For Brad Christian, chief customer officer at Market Force Information, a customer experience management (CXM) company, social media is simply the next evolution of customer service, following a long tradition that started first with handwritten letters, then phone calls into contact centers, and then web forms and email.

But while social media is the latest channel of communication, it does not mean that all of the other channels are to be dismissed, Christian says. “The smartest and most effective brands understand this and work to ensure that the engagement and resolution tools that are in place for one are in place for all,” he states.

BEST PRACTICES EMERGE

But just being available on social media isn’t enough. To be effective at it takes effort, and for that, experts are finally starting to craft some best practices.

Berkson says that resolving a customer’s issue requires empathy and action. “The key with these situations is to both demonstrate empathy—validate [the customers’] feelings and situation—and take quick action. The action can be addressing the issue right there, in public; however, more often, it’s finding a [private] channel [such as] Twitter Direct Message or Facebook Messenger, where the customer is comfortable continuing the conversation,” he says.

He adds that companies can manage expectations by adding estimated response times and hours of operation to their social media profiles.

O’Flahavan also emphasizes the need for quick responses. “I don’t think customers will tolerate waiting very long at all for a response in a social channel, so you need to be staffed to respond extremely quickly, probably within 15 to 30 minutes at the most,” she says.

O’Flahavan also urges companies to be responsible and practical about moving discussions to private channels, doing so only when it benefits both the company and the customer. “Companies are pretty good at saying, ‘Wow, this customer is furious. Let’s get him over into DM so everyone else doesn’t have to see it.’ That benefits the company, but there are many reasons that moving to a private channel benefits the customer,” she says. For one, in a private channel, customers aren’t limited by a character count, and then they can be more open with sensitive information, she explains.

It’s also a good idea for agents to write using their company’s brand voice, according to O’Flahavan, who points to a blending in social channels between marketing and customer care. “It’s kind of a big mix of different types of communication in one channel, so it’s important that the customer care communications sound branded as the marketing ones because they sit there side-by-side in the feed,” she says.

Airlines are particularly good at handling customer service requests that come through social media, O’Flahavan argues, because they empower their agents to make necessary changes. “The person behind that Twitter handle at the airline is doing the same job as the person at the ticket counter in the airport and at the 1-800 phone number,” she says. “They have the same credentials, so the airlines can field a complaint and help a person generally feel better about an overly salty entrée in first class on a flight, but they can also rebook your flight or generate a refund if you were charged twice for a baggage fee.

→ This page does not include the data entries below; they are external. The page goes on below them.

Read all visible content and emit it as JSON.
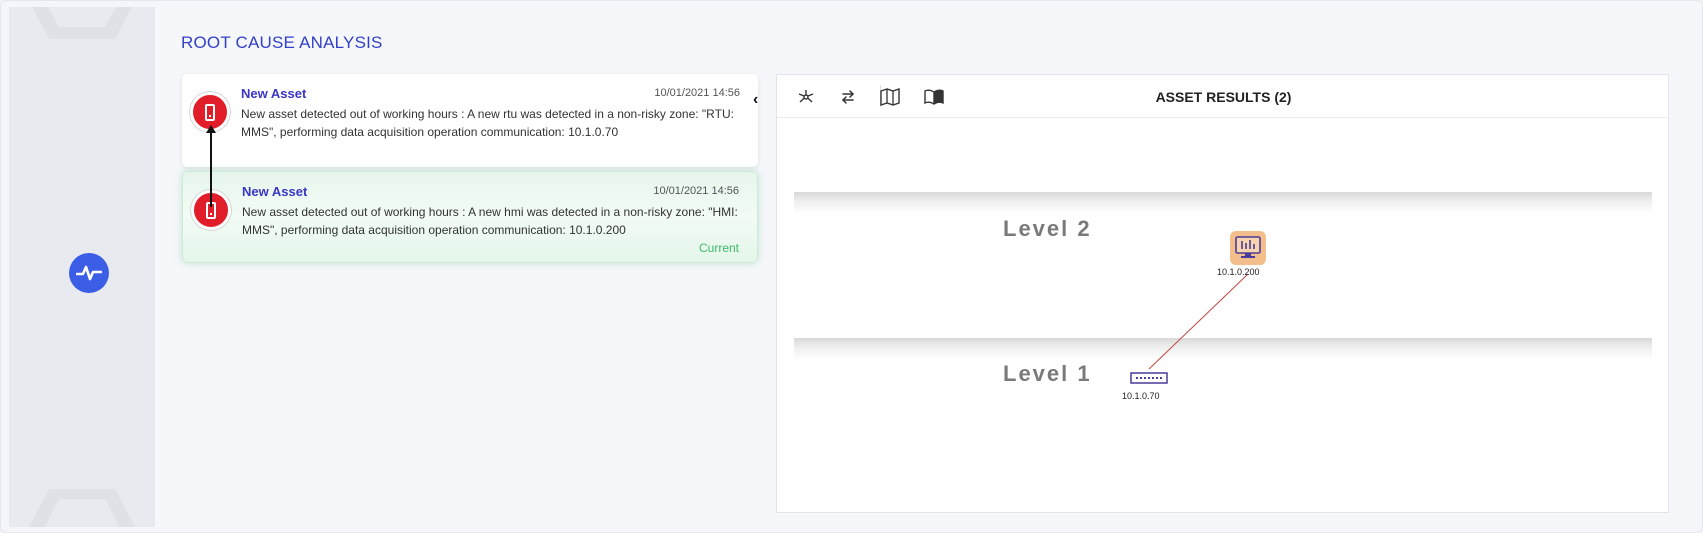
{
  "page": {
    "title": "ROOT CAUSE ANALYSIS"
  },
  "sidebar": {
    "icon": "activity-pulse-icon",
    "accent": "#3c5ee6"
  },
  "events": [
    {
      "title": "New Asset",
      "date": "10/01/2021 14:56",
      "text": "New asset detected out of working hours : A new rtu was detected in a non-risky zone: \"RTU: MMS\", performing data acquisition operation communication: 10.1.0.70",
      "icon": "rtu-device-icon",
      "status": ""
    },
    {
      "title": "New Asset",
      "date": "10/01/2021 14:56",
      "text": "New asset detected out of working hours : A new hmi was detected in a non-risky zone: \"HMI: MMS\", performing data acquisition operation communication: 10.1.0.200",
      "icon": "hmi-device-icon",
      "status": "Current"
    }
  ],
  "panel": {
    "title": "ASSET RESULTS (2)",
    "toolbar": [
      "network-topology-icon",
      "swap-arrows-icon",
      "map-icon",
      "book-icon"
    ]
  },
  "diagram": {
    "levels": [
      "Level 2",
      "Level 1"
    ],
    "nodes": [
      {
        "label": "10.1.0.200",
        "type": "hmi-icon"
      },
      {
        "label": "10.1.0.70",
        "type": "rtu-icon"
      }
    ],
    "link_color": "#c0504d"
  },
  "colors": {
    "event_alert": "#e11d2a",
    "current_text": "#3fba6a",
    "title": "#3240c8"
  }
}
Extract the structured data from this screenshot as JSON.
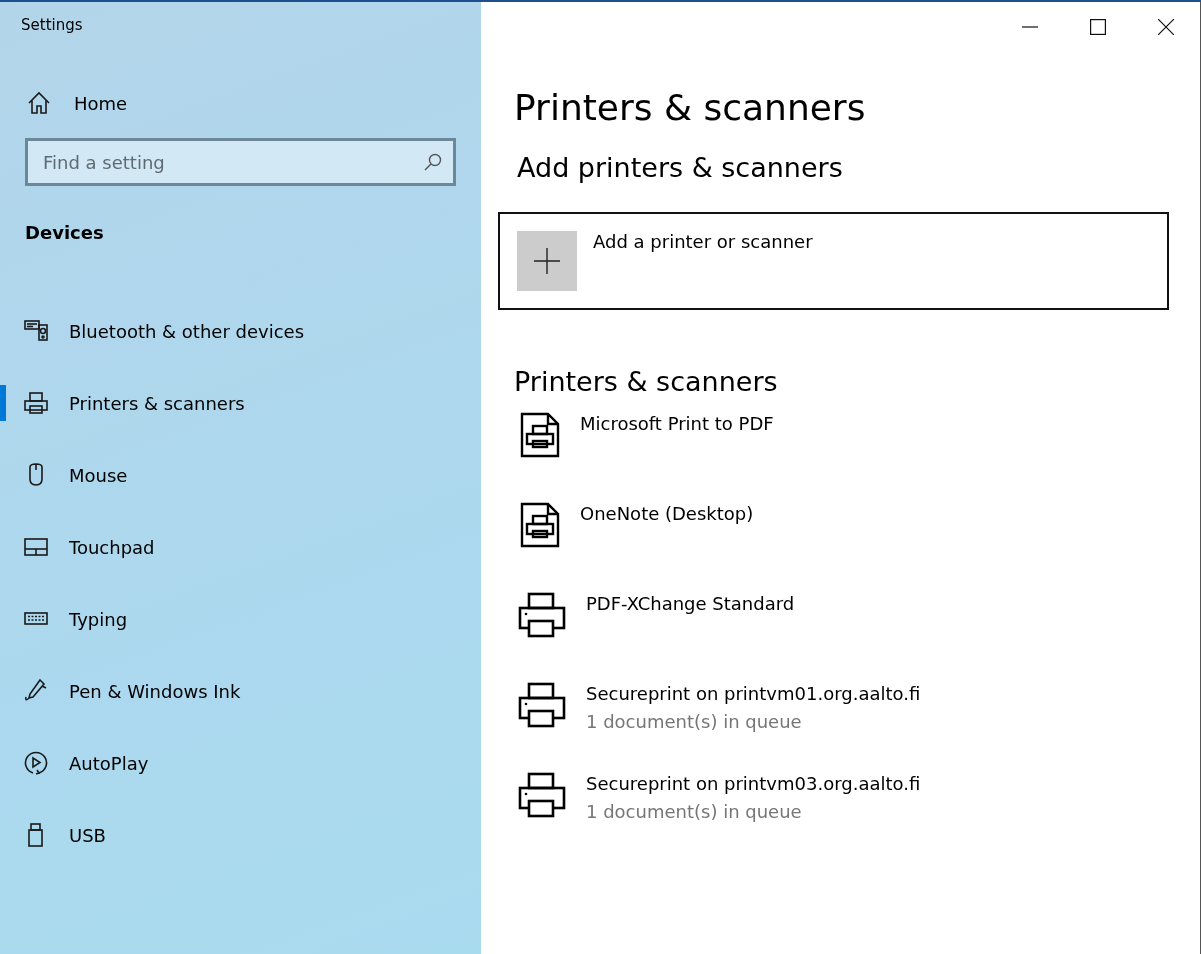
{
  "window": {
    "title": "Settings"
  },
  "sidebar": {
    "home": "Home",
    "search": {
      "placeholder": "Find a setting"
    },
    "section": "Devices",
    "items": [
      {
        "label": "Bluetooth & other devices",
        "kind": "bluetooth",
        "selected": false
      },
      {
        "label": "Printers & scanners",
        "kind": "printer",
        "selected": true
      },
      {
        "label": "Mouse",
        "kind": "mouse",
        "selected": false
      },
      {
        "label": "Touchpad",
        "kind": "touchpad",
        "selected": false
      },
      {
        "label": "Typing",
        "kind": "keyboard",
        "selected": false
      },
      {
        "label": "Pen & Windows Ink",
        "kind": "pen",
        "selected": false
      },
      {
        "label": "AutoPlay",
        "kind": "autoplay",
        "selected": false
      },
      {
        "label": "USB",
        "kind": "usb",
        "selected": false
      }
    ]
  },
  "page": {
    "title": "Printers & scanners",
    "add_heading": "Add printers & scanners",
    "add_button": "Add a printer or scanner",
    "list_heading": "Printers & scanners",
    "printers": [
      {
        "name": "Microsoft Print to PDF",
        "kind": "document"
      },
      {
        "name": "OneNote (Desktop)",
        "kind": "document"
      },
      {
        "name": "PDF-XChange Standard",
        "kind": "printer"
      },
      {
        "name": "Secureprint on printvm01.org.aalto.fi",
        "kind": "printer",
        "status": "1 document(s) in queue"
      },
      {
        "name": "Secureprint on printvm03.org.aalto.fi",
        "kind": "printer",
        "status": "1 document(s) in queue"
      }
    ]
  }
}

That’s what excellent customer service on social media looks like. The people who are handling the channel have all the responsibilities and the skills and the training to solve the customer’s problem.”

BALANCING PREMADE WITH PEOPLE

Experts also recommend that customer service on social media involve a combination of scripted and customized responses. “It’s never a choice between 100 percent scripted and 100 percent human. That’s a false choice,” O’Flahavan says.

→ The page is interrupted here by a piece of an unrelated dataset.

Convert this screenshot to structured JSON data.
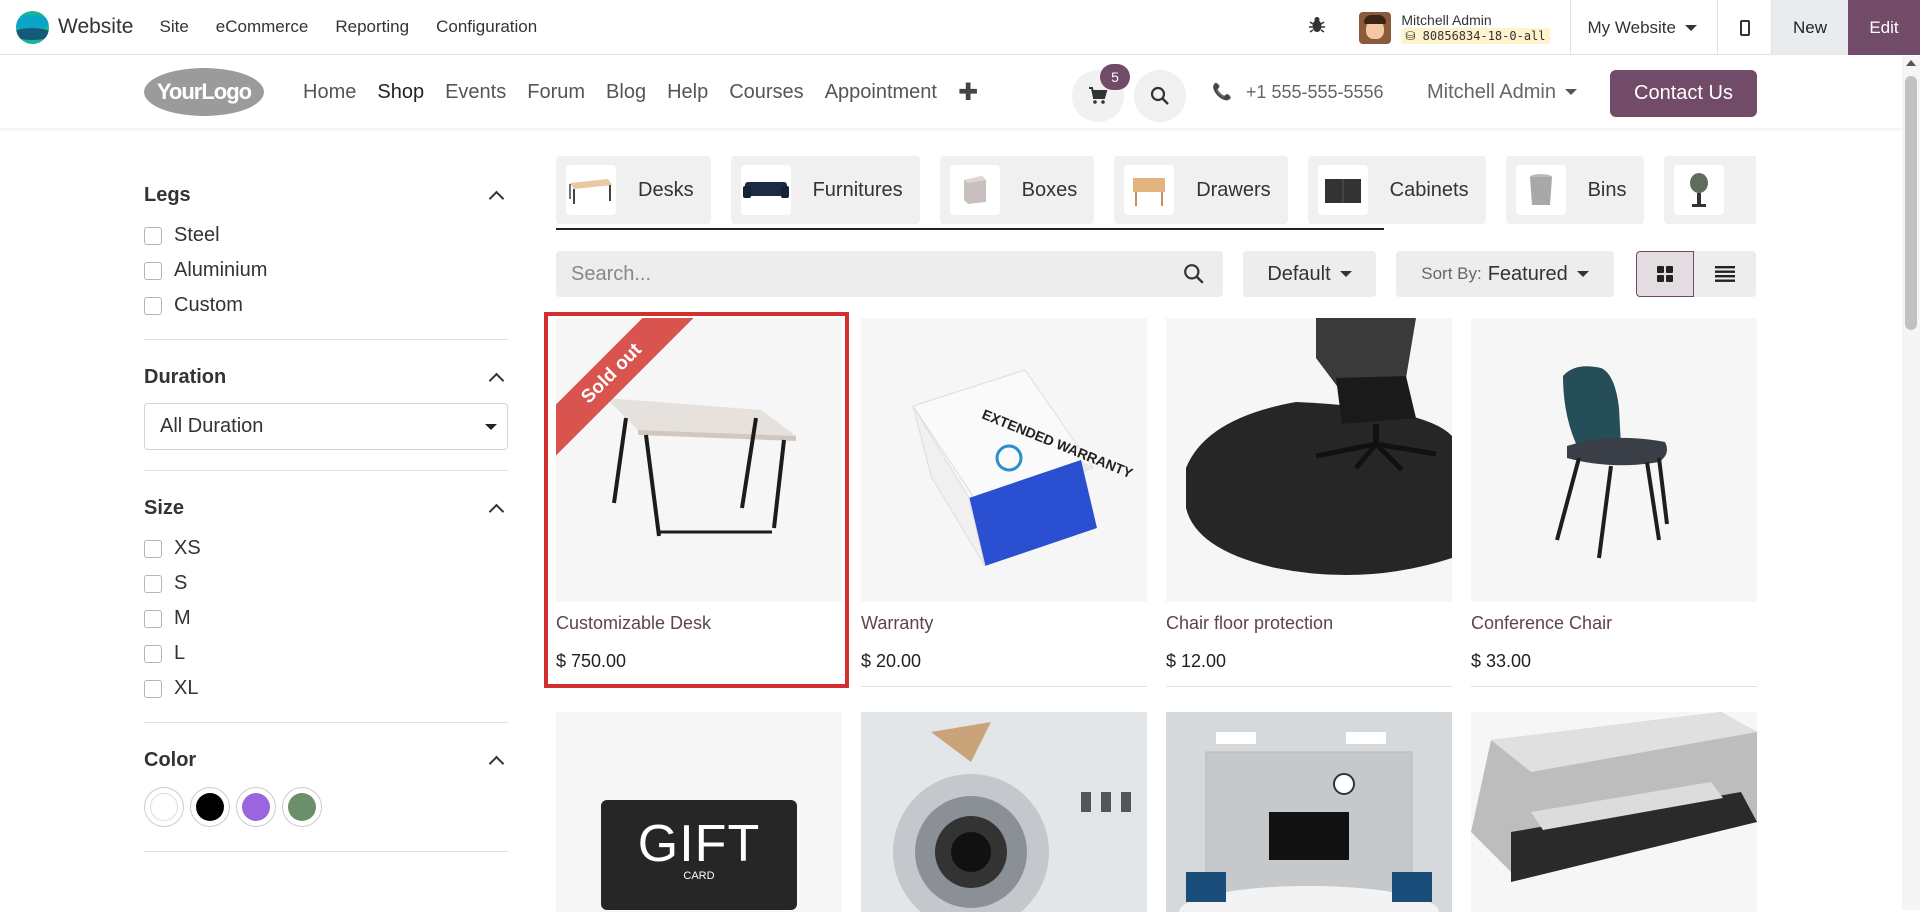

As an example, a national retailer that has to close a number of stores in a certain region due to bad weather could send out a small scripted piece of writing that just says, “Stores in the Pittsburgh area will be closed on Monday because of the extreme snowfall.” But the benefits are magnified immensely by a custom piece of writing that also says, “But we’ll be open on Tuesday and hope you’ll come in for a hot chocolate to warm up.”